If for anything you thought of moving to Canada or have moved to Canada, getting your finances on track will help you stabilize during your first years in Canada. There are basic amenities that are required of you to handle.
Things like paying rent, getting a debit card and a credit card, transferring money, depositing cheques, buying groceries, and other basic necessities.
One of the main challenges that immigrants will have to face is learning to adapt to unfamiliar financial territory. Banking, investments, and maximizing savings will carry special import for newcomers who will need to be financially healthy to better manage their lives and truly thrive in a new country.
To help better navigate the economic challenges that many immigrants will grapple with, we’ve compiled a comprehensive financial guide that will assist new Canadians in better managing all aspects of their personal finances.
However, we recommend you apply the following rules below to get acquainted with the Canadian economy and how to maneuver the financial waters you are embarking on.
Know the Canadian Banks
Canada has five major banks and smaller community banks, online banks, and credit unions. When you are choosing a bank as a newcomer, you need to consider what your specific financial needs are.

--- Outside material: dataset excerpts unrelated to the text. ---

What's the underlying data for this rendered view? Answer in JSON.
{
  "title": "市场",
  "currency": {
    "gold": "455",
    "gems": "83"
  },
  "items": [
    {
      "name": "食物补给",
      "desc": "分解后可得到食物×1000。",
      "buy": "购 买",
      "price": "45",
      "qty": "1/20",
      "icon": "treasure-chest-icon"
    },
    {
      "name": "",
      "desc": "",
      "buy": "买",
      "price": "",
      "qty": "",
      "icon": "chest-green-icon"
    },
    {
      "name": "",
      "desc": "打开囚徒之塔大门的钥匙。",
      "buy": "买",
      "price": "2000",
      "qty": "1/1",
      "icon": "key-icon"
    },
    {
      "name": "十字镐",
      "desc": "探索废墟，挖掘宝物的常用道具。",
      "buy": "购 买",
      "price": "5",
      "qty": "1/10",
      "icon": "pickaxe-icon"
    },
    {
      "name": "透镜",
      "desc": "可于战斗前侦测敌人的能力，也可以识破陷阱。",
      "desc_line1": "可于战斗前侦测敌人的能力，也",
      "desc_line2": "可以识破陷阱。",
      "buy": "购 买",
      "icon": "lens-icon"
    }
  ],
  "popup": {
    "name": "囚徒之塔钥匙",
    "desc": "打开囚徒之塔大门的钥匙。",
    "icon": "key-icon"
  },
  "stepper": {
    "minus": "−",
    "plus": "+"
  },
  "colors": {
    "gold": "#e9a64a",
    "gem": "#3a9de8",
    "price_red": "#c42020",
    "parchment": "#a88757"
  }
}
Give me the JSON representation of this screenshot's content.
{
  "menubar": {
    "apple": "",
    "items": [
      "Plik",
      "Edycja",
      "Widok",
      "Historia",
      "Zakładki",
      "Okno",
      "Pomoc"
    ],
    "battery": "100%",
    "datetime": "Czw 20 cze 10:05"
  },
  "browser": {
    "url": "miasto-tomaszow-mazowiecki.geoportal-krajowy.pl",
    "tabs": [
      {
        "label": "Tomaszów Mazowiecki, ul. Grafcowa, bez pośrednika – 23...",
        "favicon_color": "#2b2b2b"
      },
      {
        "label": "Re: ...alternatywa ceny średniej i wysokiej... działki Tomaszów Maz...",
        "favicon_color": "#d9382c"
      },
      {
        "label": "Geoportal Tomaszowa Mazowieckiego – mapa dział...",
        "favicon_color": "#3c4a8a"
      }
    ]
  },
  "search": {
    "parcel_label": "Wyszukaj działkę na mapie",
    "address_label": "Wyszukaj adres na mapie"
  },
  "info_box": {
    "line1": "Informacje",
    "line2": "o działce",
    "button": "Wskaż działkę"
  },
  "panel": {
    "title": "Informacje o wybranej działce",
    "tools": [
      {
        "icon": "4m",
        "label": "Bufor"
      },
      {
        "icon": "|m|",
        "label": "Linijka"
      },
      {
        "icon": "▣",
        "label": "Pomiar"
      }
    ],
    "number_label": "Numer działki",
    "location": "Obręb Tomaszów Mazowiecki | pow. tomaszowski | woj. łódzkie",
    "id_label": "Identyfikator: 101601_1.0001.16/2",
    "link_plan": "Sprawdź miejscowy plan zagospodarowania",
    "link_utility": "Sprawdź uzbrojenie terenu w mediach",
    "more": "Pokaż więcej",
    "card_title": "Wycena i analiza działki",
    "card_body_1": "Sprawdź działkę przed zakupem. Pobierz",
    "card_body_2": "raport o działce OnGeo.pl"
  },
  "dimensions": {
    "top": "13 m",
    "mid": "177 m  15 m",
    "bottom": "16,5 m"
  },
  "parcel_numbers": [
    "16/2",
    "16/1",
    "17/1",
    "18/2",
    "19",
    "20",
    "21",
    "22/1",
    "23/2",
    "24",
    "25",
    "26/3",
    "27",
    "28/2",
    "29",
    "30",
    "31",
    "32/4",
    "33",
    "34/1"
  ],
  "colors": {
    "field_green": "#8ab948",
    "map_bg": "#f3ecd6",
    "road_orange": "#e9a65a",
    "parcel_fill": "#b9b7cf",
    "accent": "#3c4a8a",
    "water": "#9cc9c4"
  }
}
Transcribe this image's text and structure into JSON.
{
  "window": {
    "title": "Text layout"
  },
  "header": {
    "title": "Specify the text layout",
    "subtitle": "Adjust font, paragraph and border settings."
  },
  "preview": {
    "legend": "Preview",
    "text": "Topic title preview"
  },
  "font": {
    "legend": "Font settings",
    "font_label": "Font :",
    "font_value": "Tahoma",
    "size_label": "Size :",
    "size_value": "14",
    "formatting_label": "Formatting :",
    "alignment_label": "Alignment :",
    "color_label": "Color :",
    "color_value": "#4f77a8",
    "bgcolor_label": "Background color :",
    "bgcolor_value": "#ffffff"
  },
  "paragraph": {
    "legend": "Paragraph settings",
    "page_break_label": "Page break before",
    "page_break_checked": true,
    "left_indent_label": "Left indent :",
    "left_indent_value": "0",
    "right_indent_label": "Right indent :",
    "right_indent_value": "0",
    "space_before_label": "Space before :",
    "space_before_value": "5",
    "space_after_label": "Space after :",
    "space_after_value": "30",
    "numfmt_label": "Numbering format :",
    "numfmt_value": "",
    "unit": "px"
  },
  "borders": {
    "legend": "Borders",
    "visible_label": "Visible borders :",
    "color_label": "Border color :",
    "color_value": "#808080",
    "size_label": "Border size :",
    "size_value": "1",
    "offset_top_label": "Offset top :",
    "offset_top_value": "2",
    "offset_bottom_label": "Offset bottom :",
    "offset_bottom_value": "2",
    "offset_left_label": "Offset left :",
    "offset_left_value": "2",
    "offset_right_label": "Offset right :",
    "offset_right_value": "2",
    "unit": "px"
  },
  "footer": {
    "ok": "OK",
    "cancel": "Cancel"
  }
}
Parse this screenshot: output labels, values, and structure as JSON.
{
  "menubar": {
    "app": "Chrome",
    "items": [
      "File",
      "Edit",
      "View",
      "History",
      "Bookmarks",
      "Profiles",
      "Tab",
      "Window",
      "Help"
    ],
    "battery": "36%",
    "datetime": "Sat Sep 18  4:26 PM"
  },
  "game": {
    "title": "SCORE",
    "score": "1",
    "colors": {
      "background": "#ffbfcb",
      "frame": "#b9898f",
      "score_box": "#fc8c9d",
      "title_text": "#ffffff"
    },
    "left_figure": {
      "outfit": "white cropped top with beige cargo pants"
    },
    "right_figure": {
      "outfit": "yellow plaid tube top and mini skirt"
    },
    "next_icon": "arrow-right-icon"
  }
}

If you will be receiving frequent cheques from your home country, you will most likely want to choose a bank that has branches near you.
But you’ll also want to look at the details and fees of the bank accounts that you choose to open so that you don’t end up paying more than you need to in monthly fees and transactional fees. The two most common types are ‘chequing account’ and ‘savings account.’

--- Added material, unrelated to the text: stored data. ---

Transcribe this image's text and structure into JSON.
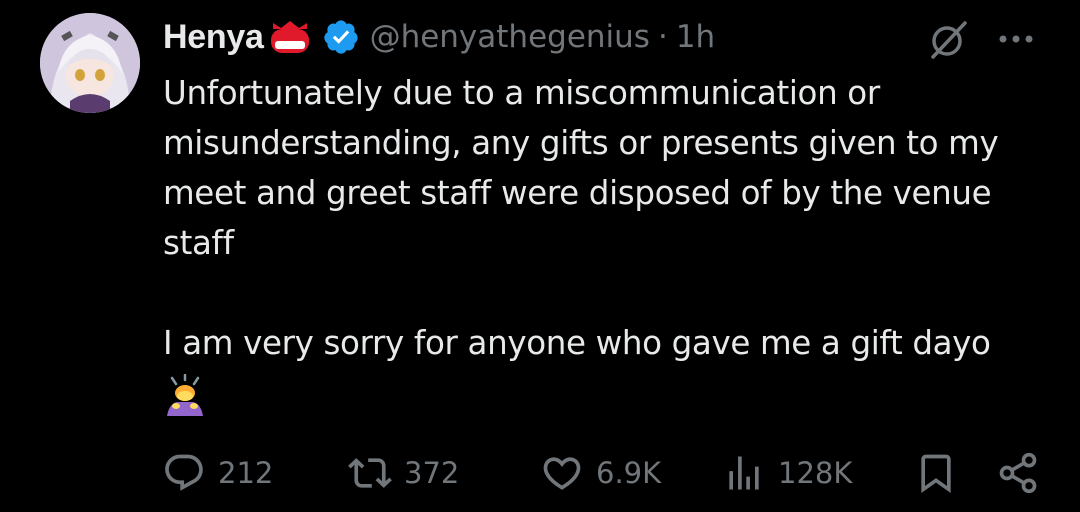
{
  "colors": {
    "background": "#000000",
    "text": "#e7e9ea",
    "muted": "#71767b",
    "verified": "#1d9bf0"
  },
  "author": {
    "name": "Henya",
    "handle": "@henyathegenius",
    "separator": "·",
    "time": "1h",
    "avatar_icon": "avatar-anime-girl",
    "name_badge_icon": "indonesia-flag-crown-icon",
    "verified_icon": "verified-badge-icon"
  },
  "header_actions": {
    "grok_icon": "grok-icon",
    "more_icon": "more-icon"
  },
  "tweet": {
    "lines": [
      "Unfortunately due to a miscommunication or",
      "misunderstanding, any gifts or presents given to my",
      "meet and greet staff were disposed of by the venue",
      "staff",
      "",
      "I am very sorry for anyone who gave me a gift dayo"
    ],
    "trailing_emoji": "person-bowing-emoji"
  },
  "actions": {
    "replies": {
      "icon": "reply-icon",
      "count": "212"
    },
    "reposts": {
      "icon": "repost-icon",
      "count": "372"
    },
    "likes": {
      "icon": "heart-icon",
      "count": "6.9K"
    },
    "views": {
      "icon": "analytics-icon",
      "count": "128K"
    },
    "bookmark": {
      "icon": "bookmark-icon"
    },
    "share": {
      "icon": "share-icon"
    }
  }
}
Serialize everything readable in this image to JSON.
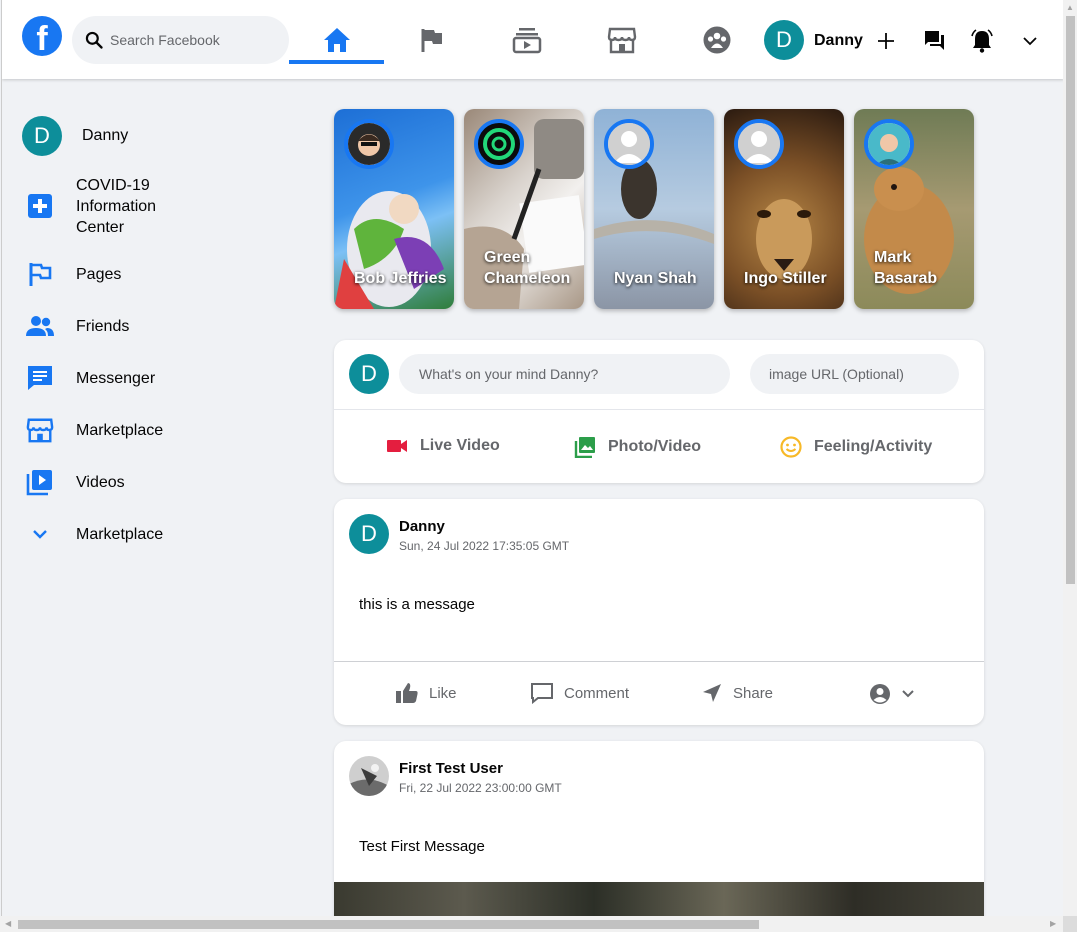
{
  "header": {
    "logo_letter": "f",
    "search_placeholder": "Search Facebook",
    "nav_icons": [
      "home-icon",
      "flag-icon",
      "watch-icon",
      "marketplace-icon",
      "groups-icon"
    ],
    "user_initial": "D",
    "user_name": "Danny",
    "right_icons": [
      "plus-icon",
      "messenger-icon",
      "bell-icon",
      "chevron-down-icon"
    ]
  },
  "sidebar": {
    "user_initial": "D",
    "user_name": "Danny",
    "items": [
      {
        "label": "COVID-19\nInformation\nCenter",
        "icon": "covid-plus-icon"
      },
      {
        "label": "Pages",
        "icon": "flag-icon"
      },
      {
        "label": "Friends",
        "icon": "friends-icon"
      },
      {
        "label": "Messenger",
        "icon": "messenger-icon"
      },
      {
        "label": "Marketplace",
        "icon": "marketplace-icon"
      },
      {
        "label": "Videos",
        "icon": "video-icon"
      },
      {
        "label": "Marketplace",
        "icon": "chevron-down-icon"
      }
    ]
  },
  "stories": [
    {
      "name": "Bob Jeffries"
    },
    {
      "name": "Green\nChameleon"
    },
    {
      "name": "Nyan Shah"
    },
    {
      "name": "Ingo Stiller"
    },
    {
      "name": "Mark\nBasarab"
    }
  ],
  "composer": {
    "user_initial": "D",
    "placeholder": "What's on your mind Danny?",
    "url_placeholder": "image URL (Optional)",
    "buttons": [
      {
        "label": "Live Video",
        "color": "#f02849"
      },
      {
        "label": "Photo/Video",
        "color": "#45bd62"
      },
      {
        "label": "Feeling/Activity",
        "color": "#f7b928"
      }
    ]
  },
  "posts": [
    {
      "user_initial": "D",
      "user_name": "Danny",
      "timestamp": "Sun, 24 Jul 2022 17:35:05 GMT",
      "message": "this is a message",
      "actions": [
        "Like",
        "Comment",
        "Share"
      ]
    },
    {
      "user_name": "First Test User",
      "timestamp": "Fri, 22 Jul 2022 23:00:00 GMT",
      "message": "Test First Message"
    }
  ],
  "colors": {
    "brand": "#1877f2",
    "avatar": "#0d8e9a",
    "background": "#f0f2f5"
  }
}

You might decide to open a chequing account for your day-to-day transactions or deposit your paycheques. A savings account is ideal for funds that you don’t need access to on a daily basis and may be the right option for setting money aside for things you may need in the future.
Use of Credit Cards
A credit card is a thin rectangular piece of plastic or metal issued by a bank or financial services company, that allows cardholders to borrow funds with which to pay for goods and services with merchants that accept cards for payment.
Credit cards impose the condition that cardholders pay back the borrowed money, plus any applicable interest, as well as any additional agreed-upon charges, either in full by the billing date or over time.

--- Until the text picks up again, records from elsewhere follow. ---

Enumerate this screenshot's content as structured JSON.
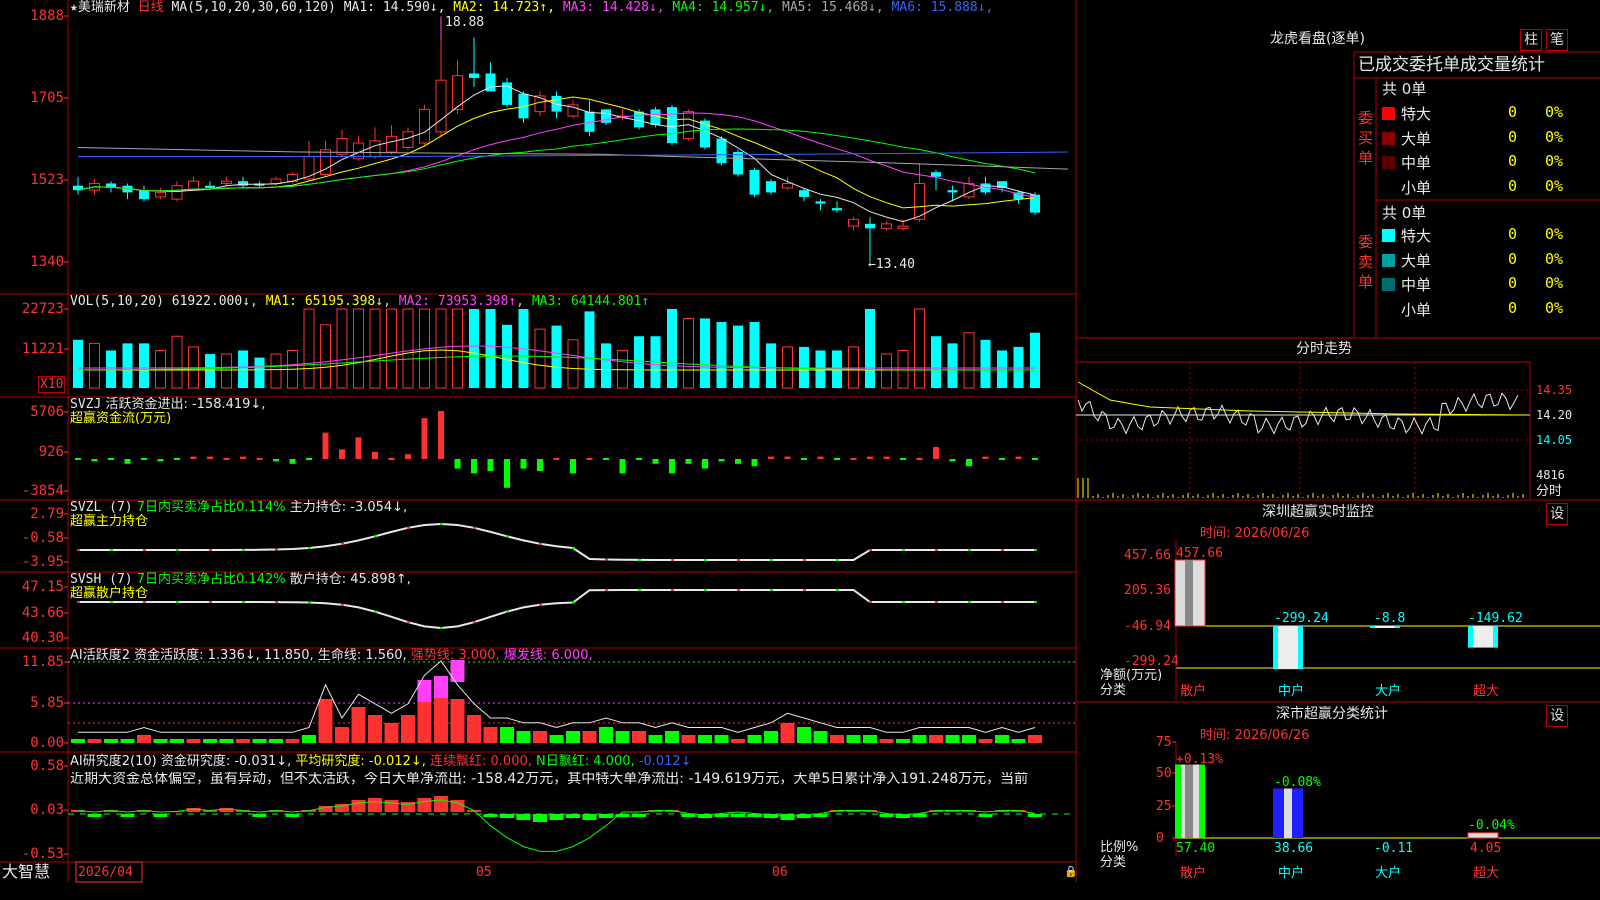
{
  "colors": {
    "up": "#ff3232",
    "down": "#00ffff",
    "grid": "#b00000",
    "axis": "#ff3232",
    "white": "#e8e8e8",
    "yellow": "#ffff00",
    "magenta": "#ff40ff",
    "green": "#00ff00",
    "blue": "#3264ff",
    "gray": "#a8a8a8"
  },
  "main": {
    "stock_name": "★美瑞新材",
    "period": "日线",
    "ma_label": "MA(5,10,20,30,60,120)",
    "ma_values": [
      {
        "label": "MA1: 14.590↓",
        "color": "#e8e8e8"
      },
      {
        "label": "MA2: 14.723↑",
        "color": "#ffff00"
      },
      {
        "label": "MA3: 14.428↓",
        "color": "#ff40ff"
      },
      {
        "label": "MA4: 14.957↓",
        "color": "#00ff00"
      },
      {
        "label": "MA5: 15.468↓",
        "color": "#a8a8a8"
      },
      {
        "label": "MA6: 15.888↓",
        "color": "#3264ff"
      }
    ],
    "y_ticks": [
      "1888",
      "1705",
      "1523",
      "1340"
    ],
    "high_label": "18.88",
    "low_label": "←13.40"
  },
  "vol": {
    "title": "VOL(5,10,20)",
    "value": "61922.000↓",
    "ma1": "MA1: 65195.398↓",
    "ma2": "MA2: 73953.398↑",
    "ma3": "MA3: 64144.801↑",
    "y_ticks": [
      "22723",
      "11221"
    ],
    "unit": "X10"
  },
  "svzj": {
    "title": "SVZJ",
    "line1": "活跃资金进出: -158.419↓,",
    "line2": "超赢资金流(万元)",
    "y_ticks": [
      "5706",
      "926",
      "-3854"
    ]
  },
  "svzl": {
    "title": "SVZL (7)",
    "stat": "7日内买卖净占比0.114%",
    "hold": "主力持仓: -3.054↓,",
    "line2": "超赢主力持仓",
    "y_ticks": [
      "2.79",
      "-0.58",
      "-3.95"
    ]
  },
  "svsh": {
    "title": "SVSH (7)",
    "stat": "7日内买卖净占比0.142%",
    "hold": "散户持仓: 45.898↑,",
    "line2": "超赢散户持仓",
    "y_ticks": [
      "47.15",
      "43.66",
      "40.30"
    ]
  },
  "ai1": {
    "title": "AI活跃度2",
    "a": "资金活跃度: 1.336↓,",
    "b": "11.850,",
    "c": "生命线: 1.560,",
    "d": "强势线: 3.000,",
    "e": "爆发线: 6.000,",
    "y_ticks": [
      "11.85",
      "5.85",
      "0.00"
    ]
  },
  "ai2": {
    "title": "AI研究度2(10)",
    "a": "资金研究度: -0.031↓,",
    "b": "平均研究度: -0.012↓,",
    "c": "连续飘红: 0.000,",
    "d": "N日飘红: 4.000,",
    "e": "-0.012↓",
    "comment": "近期大资金总体偏空，虽有异动，但不太活跃，今日大单净流出: -158.42万元，其中特大单净流出: -149.619万元，大单5日累计净入191.248万元，当前",
    "y_ticks": [
      "0.58",
      "0.03",
      "-0.53"
    ]
  },
  "bottom": {
    "app": "大智慧",
    "date": "2026/04",
    "m05": "05",
    "m06": "06"
  },
  "right": {
    "title": "龙虎看盘(逐单)",
    "btn_bar": "柱",
    "btn_pen": "笔",
    "tab_header": "已成交委托单成交量统计",
    "buy": {
      "side": "委买单",
      "total": "共 0单",
      "rows": [
        {
          "label": "特大",
          "val": "0",
          "pct": "0%",
          "color": "#ff0000"
        },
        {
          "label": "大单",
          "val": "0",
          "pct": "0%",
          "color": "#8b0000"
        },
        {
          "label": "中单",
          "val": "0",
          "pct": "0%",
          "color": "#5a0000"
        },
        {
          "label": "小单",
          "val": "0",
          "pct": "0%",
          "color": ""
        }
      ]
    },
    "sell": {
      "side": "委卖单",
      "total": "共 0单",
      "rows": [
        {
          "label": "特大",
          "val": "0",
          "pct": "0%",
          "color": "#00ffff"
        },
        {
          "label": "大单",
          "val": "0",
          "pct": "0%",
          "color": "#00a0a0"
        },
        {
          "label": "中单",
          "val": "0",
          "pct": "0%",
          "color": "#006e6e"
        },
        {
          "label": "小单",
          "val": "0",
          "pct": "0%",
          "color": ""
        }
      ]
    },
    "intraday": {
      "title": "分时走势",
      "p1": "14.35",
      "p2": "14.20",
      "p3": "14.05",
      "vol": "4816",
      "unit": "分时"
    },
    "monitor": {
      "title": "深圳超赢实时监控",
      "settings": "设",
      "time": "时间: 2026/06/26",
      "y_ticks": [
        "457.66",
        "205.36",
        "-46.94",
        "-299.24"
      ],
      "ylabel1": "净额(万元)",
      "ylabel2": "分类",
      "cats": [
        "散户",
        "中户",
        "大户",
        "超大"
      ],
      "values": [
        457.66,
        -299.24,
        -8.8,
        -149.62
      ],
      "value_labels": [
        "457.66",
        "-299.24",
        "-8.8",
        "-149.62"
      ]
    },
    "classify": {
      "title": "深市超赢分类统计",
      "settings": "设",
      "time": "时间: 2026/06/26",
      "y_ticks": [
        "75",
        "50",
        "25",
        "0"
      ],
      "ylabel1": "比例%",
      "ylabel2": "分类",
      "cats": [
        "散户",
        "中户",
        "大户",
        "超大"
      ],
      "values": [
        57.4,
        38.66,
        -0.11,
        4.05
      ],
      "value_labels": [
        "57.40",
        "38.66",
        "-0.11",
        "4.05"
      ],
      "changes": [
        "+0.13%",
        "-0.08%",
        "",
        "-0.04%"
      ]
    }
  },
  "chart_data": [
    {
      "type": "candlestick",
      "title": "美瑞新材 日线",
      "open": [
        15.1,
        15.0,
        15.15,
        15.1,
        15.0,
        14.85,
        14.8,
        15.0,
        15.1,
        15.15,
        15.2,
        15.15,
        15.15,
        15.2,
        15.25,
        15.35,
        15.8,
        15.7,
        15.75,
        15.85,
        15.95,
        16.05,
        16.3,
        16.8,
        17.6,
        17.6,
        17.4,
        17.15,
        16.75,
        17.1,
        16.65,
        16.75,
        16.8,
        16.65,
        16.75,
        16.8,
        16.85,
        16.15,
        16.55,
        16.15,
        15.85,
        15.45,
        15.2,
        15.05,
        15.0,
        14.75,
        14.6,
        14.2,
        14.25,
        14.15,
        14.15,
        14.35,
        15.4,
        15.0,
        14.85,
        15.15,
        15.2,
        14.95,
        14.9
      ],
      "close": [
        15.0,
        15.15,
        15.05,
        14.95,
        14.8,
        14.95,
        15.1,
        15.2,
        15.05,
        15.2,
        15.1,
        15.1,
        15.25,
        15.35,
        15.75,
        15.9,
        16.15,
        16.05,
        16.1,
        16.2,
        16.3,
        16.8,
        17.45,
        17.55,
        17.5,
        17.2,
        16.9,
        16.6,
        17.1,
        16.75,
        16.9,
        16.3,
        16.5,
        16.65,
        16.4,
        16.45,
        16.05,
        16.75,
        15.95,
        15.6,
        15.35,
        14.9,
        14.95,
        15.15,
        14.85,
        14.7,
        14.55,
        14.35,
        14.15,
        14.25,
        14.2,
        15.15,
        15.3,
        14.95,
        15.15,
        14.95,
        15.05,
        14.8,
        14.5
      ],
      "high": [
        15.3,
        15.25,
        15.2,
        15.15,
        15.1,
        15.05,
        15.2,
        15.3,
        15.2,
        15.3,
        15.3,
        15.2,
        15.3,
        15.4,
        16.1,
        16.1,
        16.35,
        16.2,
        16.4,
        16.45,
        16.4,
        16.9,
        18.88,
        17.9,
        18.4,
        17.85,
        17.5,
        17.2,
        17.2,
        17.2,
        17.0,
        17.0,
        16.8,
        16.8,
        16.8,
        16.85,
        16.9,
        16.8,
        16.6,
        16.2,
        15.9,
        15.5,
        15.25,
        15.3,
        15.05,
        14.8,
        14.75,
        14.4,
        14.4,
        14.3,
        14.35,
        15.6,
        15.45,
        15.1,
        15.3,
        15.3,
        15.2,
        15.0,
        14.95
      ],
      "low": [
        14.9,
        14.9,
        14.95,
        14.8,
        14.75,
        14.8,
        14.75,
        15.0,
        15.0,
        15.1,
        15.05,
        15.05,
        15.1,
        15.15,
        15.2,
        15.3,
        15.75,
        15.65,
        15.7,
        15.8,
        15.9,
        16.0,
        16.2,
        16.7,
        17.3,
        17.2,
        16.85,
        16.5,
        16.65,
        16.6,
        16.6,
        16.2,
        16.45,
        16.55,
        16.35,
        16.4,
        16.0,
        16.1,
        15.9,
        15.55,
        15.3,
        14.85,
        14.9,
        15.0,
        14.75,
        14.55,
        14.5,
        14.1,
        13.4,
        14.1,
        14.1,
        14.3,
        15.0,
        14.75,
        14.8,
        14.9,
        14.95,
        14.7,
        14.45
      ]
    },
    {
      "type": "bar",
      "title": "VOL(5,10,20)",
      "unit": "X10",
      "max": 22723
    }
  ]
}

Credit cards give you access to convenient and easy borrowing which when not carefully managed can tie down the user into indebtedness that continues to grow. Managing your credit cards efficiently will help put you on a good path in an economy like the Canadians.
Having a credit card does not signify luxury, it is a necessity as this helps you to move around cashless and pay for stuff from the vendors. However, if not properly managed/controlled you can run into debt.
Knowing this, newcomers are advised to be vigilant and aware of the possibility of having to incur unnecessary debts. What is important is that you determine from the start that you will be in complete control of your credit cards and not the other way around. There are factors you are to consider before venturing into the credit card line of finance.
- Determine what you need the credit card for – do you want to use the card for smaller purchases or larger ones.;
- Determine how frequently you are likely to use them;
- Also, you need to know your needs for the right credit card with the features, rates, and options that work for you;
- Make extensive research on the type of credit card you will be making use of;
- Understand the terms and conditions of the card before getting it, so as to avoid paying large sums for a card you might not be using often.
Things to look out for when selecting a card;
• Credit limit;
• Annual fee;
• Minimum payment amount and date;
• Additional fees and penalties.
Now that you know a little about the Canadian financial system, you should know how to plan your finances so you do not go into debt.
Immigrants should always have 50% of their salary for their essential expenses. In addition, save for the unexpected by keeping 5% of salary in short-term savings for unplanned expenses. Also, try to save 15% of pre-tax income (including employer contributions) for retirement.
The essential expenses are expenses you make that are very important and you can not do without them. This is because these expenses help to keep your day-to-day activity on track. These essentials include;
- housing: mortgage, rent, property tax, utilities (electricity, etc.), homeowner’s/renter’s insurance, and home association fees
- food: groceries only; do not include takeout or restaurant meals, unless you really consider them essential, i.e., you never cook and always eat out
- health care: out-of-pocket expenses (e.g., prescriptions, co-payments)
- transportation: car loan/lease, gas, car insurance, parking, tolls, maintenance, and commuter fares
- child care: daycare, tuition, and fees
- debt payments and other obligations: credit card payments, student loan payments, child support, alimony, and life insurance.
It is only wise to keep a certain amount aside for rainy days. Unexpected expenses can just come up and if there are no savings set aside for scenarios like this then you run a risk of going into debt.
Immigrants should have enough put aside in savings to cover three to six months of essential expenses. Think of emergency fund contributions as a regular bill every month, until there is enough built up.
While emergency funds are meant for more significant events, like job loss, we also suggest saving a percentage of your pay to cover smaller unplanned expenses. Who hasn’t been invited to a wedding – or several? Cracked the screen on a smartphone? Had a flat tire? All these are unexpected expenses incurred and would be taken care of if the short-term savings are set aside.
Everyone would retire someday, hence you should start planning the D day. It’s important to save for your future, no matter how young or old you are. Why? Pension plans are rare. In fact, we estimate that about 45% of retirement income will need to come from savings.